長州軍と北越の戦い
 ~戦闘始まる~
 


 官軍攻撃開始
官軍の主力は東山道軍千五百と海道軍二千五百の二手に分かれて長岡を窺った。いずれも薩長軍主力の部隊である。
5月3日には東山道軍の一部が信濃川右岸の榎峠を占領した。ここは長岡藩領の入り口にあたるところで、長岡城に攻め入るにはここを確保する必要があった。東山道軍全軍が榎峠を抑えなかったのは、小千谷の北北西にあたる片貝付近で会津軍と戦わなければならなかったからである。しかし会津軍を撃退した東山道軍が、守備兵を片貝に残して、いったん小千谷の本営に引き上げたのは、榎峠の守備を軽視したせいであろう。
長岡藩攻撃の作戦は、5月7日、各藩に伝えられた。榎峠を越えて長岡城に攻め込むというものである。
9日、小千谷の本営を出た官軍主力部隊の海道軍と東山道軍は三仏生まで軍を進めた。ここは信濃川左岸である。渡河して右岸にいる東山道軍の一部と合流し、さらに榎峠を占領している同じく東山道軍支援をも併せ、長岡城下に進撃するつもりだった。ところが、降雨のため増水した信濃川が渡れないのである。榎峠を目前に、官軍は両岸に立ち往生してしまった。これを知った長岡軍は、榎峠の奪還を目指し、また榎峠の南に当たる朝日山を確保する他、付近の山に守平を置いて、城下の入り口を固めてしまった。

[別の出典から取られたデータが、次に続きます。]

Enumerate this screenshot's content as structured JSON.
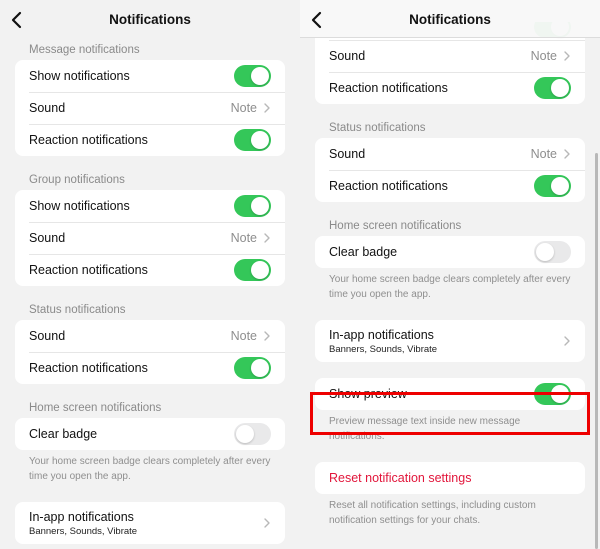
{
  "left": {
    "header": {
      "title": "Notifications",
      "back_icon": "chevron-left-icon"
    },
    "sections": [
      {
        "label": "Message notifications",
        "rows": [
          {
            "label": "Show notifications",
            "type": "toggle",
            "on": true
          },
          {
            "label": "Sound",
            "type": "value",
            "value": "Note"
          },
          {
            "label": "Reaction notifications",
            "type": "toggle",
            "on": true
          }
        ]
      },
      {
        "label": "Group notifications",
        "rows": [
          {
            "label": "Show notifications",
            "type": "toggle",
            "on": true
          },
          {
            "label": "Sound",
            "type": "value",
            "value": "Note"
          },
          {
            "label": "Reaction notifications",
            "type": "toggle",
            "on": true
          }
        ]
      },
      {
        "label": "Status notifications",
        "rows": [
          {
            "label": "Sound",
            "type": "value",
            "value": "Note"
          },
          {
            "label": "Reaction notifications",
            "type": "toggle",
            "on": true
          }
        ]
      },
      {
        "label": "Home screen notifications",
        "rows": [
          {
            "label": "Clear badge",
            "type": "toggle",
            "on": false
          }
        ],
        "footnote": "Your home screen badge clears completely after every time you open the app."
      },
      {
        "rows": [
          {
            "label": "In-app notifications",
            "sub": "Banners, Sounds, Vibrate",
            "type": "nav"
          }
        ]
      }
    ]
  },
  "right": {
    "header": {
      "title": "Notifications",
      "back_icon": "chevron-left-icon"
    },
    "sections": [
      {
        "rows": [
          {
            "label": "Sound",
            "type": "value",
            "value": "Note"
          },
          {
            "label": "Reaction notifications",
            "type": "toggle",
            "on": true
          }
        ]
      },
      {
        "label": "Status notifications",
        "rows": [
          {
            "label": "Sound",
            "type": "value",
            "value": "Note"
          },
          {
            "label": "Reaction notifications",
            "type": "toggle",
            "on": true
          }
        ]
      },
      {
        "label": "Home screen notifications",
        "rows": [
          {
            "label": "Clear badge",
            "type": "toggle",
            "on": false
          }
        ],
        "footnote": "Your home screen badge clears completely after every time you open the app."
      },
      {
        "rows": [
          {
            "label": "In-app notifications",
            "sub": "Banners, Sounds, Vibrate",
            "type": "nav"
          }
        ]
      },
      {
        "rows": [
          {
            "label": "Show preview",
            "type": "toggle",
            "on": true,
            "highlighted": true
          }
        ],
        "footnote": "Preview message text inside new message notifications."
      },
      {
        "rows": [
          {
            "label": "Reset notification settings",
            "type": "action",
            "danger": true
          }
        ],
        "footnote": "Reset all notification settings, including custom notification settings for your chats."
      }
    ]
  },
  "colors": {
    "toggle_on": "#34c759",
    "toggle_off": "#e9e9ea",
    "danger": "#e2163b",
    "highlight": "#ee0000",
    "background": "#f2f2f2"
  }
}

榎峠を占領している官軍は、尾張藩一小隊と砲二門、上田藩一小隊に過ぎない。河井継之助は、榎峠を攻略して信濃川右岸一帯を制する作戦を立て、榎峠に籠もる官軍を攻め始めた。しかし、榎峠は天然の要害で、心細いながらも官軍の小隊はこれを良く守った。三仏生にいる海道軍も支援の砲撃を開始したので、長岡軍は榎峠を攻めあぐんだが、朝日山の確保など周辺の状況は、官軍にとって不利な方向に固まりつつある。それに榎峠がいつまで持ちこたえられるかの不安もあった。
 官軍、信濃川を渡河する
この日(5月9日)の夕刻になって信濃川の水がわずかに減ったのを見て、奇兵隊五番小隊が尾張藩一小隊とともに、意を決して渡河し、対岸の軍と合流した。これに勢いを得て、11日までには奇兵二番小隊、同四番小隊、長府報国一番、三番小隊、薩摩、尾張藩兵らが渡河を終わった。直ちに榎峠の官軍を助けるべく進撃に移ったが、長岡軍の抵抗が激しく、少しばかり兵を退かねばならなかった。
この頃柏崎にいた参謀の山県狂介が、奇兵隊参謀時山直八とともに小千谷に到着した。戦線を視察した山県は、榎峠の形成を制するためには、猛撃一番、朝日山の高所を抜く必要があるとの結論に達した。時山は信濃川右岸にとどまって攻撃準備の指揮にあたり、山県は小千谷に引き返して、三仏生の奇兵一番小隊を援軍に再び信濃川を渡ってくることにした。
ところが、朝日山を濃霧が覆っているのに目を付けた指揮官の時山は、命令の行き違いがあったりして増援の奇兵隊が遅れたのを待ちかね、5月13日の早暁、総攻撃の命令を出し、自らも先頭に立って朝日山の険しい崖をよじ登った。
朝日山は榎峠の一部といってよく、標高339ⅿの高地で、長岡兵はこの頂上を本陣とする三重の堡塁を築いている。
 山県の悲憤
急速に晴れてゆく霧の中から、最新兵器を手にした長岡藩の精鋭や、また桑名藩の剣豪として知られる立見鑑三郎らが、突然姿を現した。時山は自刃を振りかざして敵中に突進したが、顔面に銃弾を受けて倒れた、即死であった。奇兵隊士は、時山の首だけを切り取って、その場を退却した。逃げる時、味方の遺体を運ぶ代わりに、首だけを持ち帰るという行為を、奇兵隊は各地で見せている。
山県が増援の奇兵隊を連れて駆け付けると、陣営に時山の首が据えられていた。「なぜ待ってくれなかったのだ」と、山県はその首の前で号泣したという。
時山直八は、松下村塾で山県と一緒に学んだ一人である。吉田松陰は「直八の気を愛すべし」と言った。馬関戦争、俗論派との内戦、四境戦争(第二次長州征伐)と歴戦した奇兵隊の勇士時山は、31歳で北越の地に散った。
13日の朝日山攻撃で、長州軍の戦死者は時山直八ら5名、負傷34名。また、側面から攻撃に加わった薩摩軍も戦死5、負傷2を出し、これらを迎え撃った同盟軍の死傷者は9名であった。